EMNLP2024

CmdCaliper: A Semantic-Aware Command-Line Embedding Model and Dataset for Security Research

Sian-Yao Huang, Cheng-Lin Yang, Che-Yu Lin, Chun-Ying Huang

被引用 1 次

摘要

This research addresses command-line embedding in cybersecurity, a field obstructed by the lack of comprehensive datasets due to privacy and regulation concerns. We propose the first dataset of similar command lines, named CyPHER 1 , for training and unbiased evaluation. The training set is generated using a set of large language models (LLMs) comprising 28,520 similar command-line pairs.
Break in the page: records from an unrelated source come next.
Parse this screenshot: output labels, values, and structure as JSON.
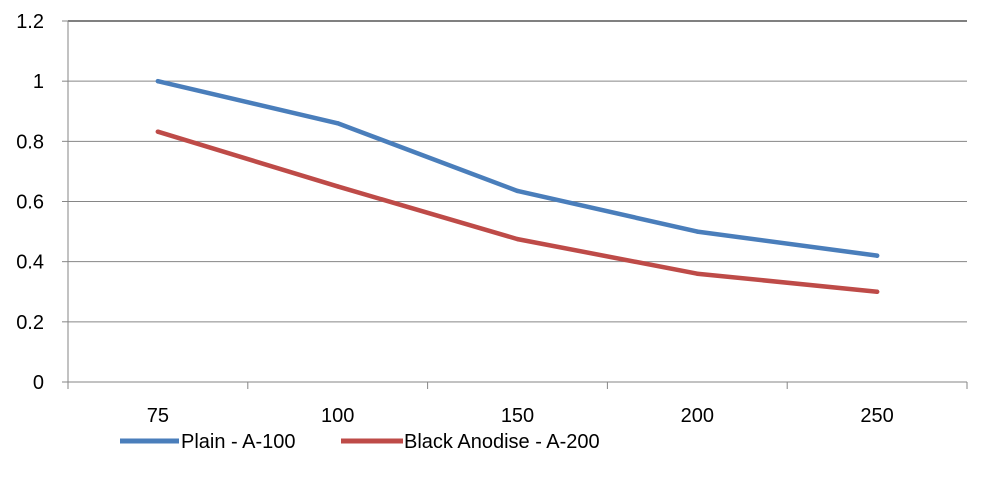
{
  "chart_data": {
    "type": "line",
    "title": "",
    "xlabel": "",
    "ylabel": "",
    "categories": [
      "75",
      "100",
      "150",
      "200",
      "250"
    ],
    "ylim": [
      0,
      1.2
    ],
    "yticks": [
      "0",
      "0.2",
      "0.4",
      "0.6",
      "0.8",
      "1",
      "1.2"
    ],
    "grid": true,
    "legend_position": "bottom-left",
    "series": [
      {
        "name": "Plain - A-100",
        "color": "#4a7ebb",
        "values": [
          1.0,
          0.86,
          0.635,
          0.5,
          0.42
        ]
      },
      {
        "name": "Black Anodise - A-200",
        "color": "#be4b48",
        "values": [
          0.832,
          0.65,
          0.475,
          0.36,
          0.3
        ]
      }
    ]
  }
}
Our testing dataset consists of 2,807 similar command-line pairs sourced from authentic command-line data. In addition, we propose a command-line embedding model named CmdCaliper, enabling the computation of semantic similarity with command lines. Performance evaluations demonstrate that the smallest version of Cmd-Caliper (30 million parameters) suppresses state-of-the-art (SOTA) sentence embedding models with ten times more parameters across various tasks (e.g., malicious command-line detection and similar command-line retrieval). Our study explores the feasibility of data generation using LLMs in the cybersecurity domain. Furthermore, we release our proposed command-line dataset, embedding models' weights and all program codes to the public. This advancement paves the way for more effective command-line embedding for future researchers.